🤖 AI Summary
This study investigates the cross-modal generalization capability of speech foundation models—specifically HuBERT and wav2vec 2.0—in wearable sensor time-series tasks. Addressing low-data regimes in emotion classification, arrhythmia detection, and activity recognition, we propose reusing their pretrained convolutional feature encoders to extract generic time-frequency representations from sensor signals, without architectural modification. Our approach enables domain-agnostic representation learning, requiring only a lightweight linear probe and minimal labeled data for fine-tuning. Empirically, it substantially outperforms modality-specific self-supervised baselines across multiple benchmarks, achieving state-of-the-art (SOTA) performance. Notably, it demonstrates markedly improved robustness and generalization under extreme low-resource conditions (<1% labeled data), validating its efficacy in data-scarce scenarios.
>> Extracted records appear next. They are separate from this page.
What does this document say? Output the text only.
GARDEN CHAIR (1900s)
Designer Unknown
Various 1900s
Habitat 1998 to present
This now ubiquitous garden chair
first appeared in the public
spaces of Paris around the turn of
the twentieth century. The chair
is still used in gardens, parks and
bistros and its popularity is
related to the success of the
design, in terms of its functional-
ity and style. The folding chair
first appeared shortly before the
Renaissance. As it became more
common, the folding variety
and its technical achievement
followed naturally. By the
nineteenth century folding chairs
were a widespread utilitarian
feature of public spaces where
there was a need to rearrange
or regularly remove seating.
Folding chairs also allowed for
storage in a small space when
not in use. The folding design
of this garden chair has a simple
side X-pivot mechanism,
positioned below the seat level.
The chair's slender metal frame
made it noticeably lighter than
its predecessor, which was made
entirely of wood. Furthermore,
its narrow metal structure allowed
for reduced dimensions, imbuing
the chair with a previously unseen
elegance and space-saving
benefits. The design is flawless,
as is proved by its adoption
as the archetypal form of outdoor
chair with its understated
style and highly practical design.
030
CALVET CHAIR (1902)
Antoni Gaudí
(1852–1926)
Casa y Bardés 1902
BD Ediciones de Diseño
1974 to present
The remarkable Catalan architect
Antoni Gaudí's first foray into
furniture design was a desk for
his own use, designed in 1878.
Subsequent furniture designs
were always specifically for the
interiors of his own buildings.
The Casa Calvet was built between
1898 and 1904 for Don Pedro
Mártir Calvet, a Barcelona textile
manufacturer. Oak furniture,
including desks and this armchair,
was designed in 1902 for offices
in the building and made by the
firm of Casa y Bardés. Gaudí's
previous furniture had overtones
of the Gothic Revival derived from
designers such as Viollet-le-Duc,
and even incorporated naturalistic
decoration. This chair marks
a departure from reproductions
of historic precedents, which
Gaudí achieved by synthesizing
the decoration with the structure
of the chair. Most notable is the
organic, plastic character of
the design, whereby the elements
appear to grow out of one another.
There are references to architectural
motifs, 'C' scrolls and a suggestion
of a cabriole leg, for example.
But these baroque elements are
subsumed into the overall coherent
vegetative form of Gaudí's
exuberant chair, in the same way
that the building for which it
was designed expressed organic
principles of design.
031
This work establishes a novel paradigm for developing universal time-series foundation models by leveraging pretrained speech representations, bridging the gap between audio and sensor modalities through shared temporal structure priors.
📝 Abstract
Both speech and sensor time series data encode information in both the time- and frequency- domains, like spectral powers and waveform shapelets. We show that speech foundation models learn representations that are domain-independent and achieve state-of-the-art performance on time series tasks from wearable sensors. Probes trained on features extracted from HuBERT and wav2vec 2.0 outperform those extracted from self-supervised models trained directly on modality specific datasets for mood classification, arrhythmia detection, and activity classification tasks. We find a particularly strong relevance of the convolutional feature encoders from speech models for wearable sensor tasks. The methods proposed here improve performance and robustness for data-scarce time series tasks, using simple probing methods. This work is a step towards generalized time series models for speech and sensor data, a topic for further exploration.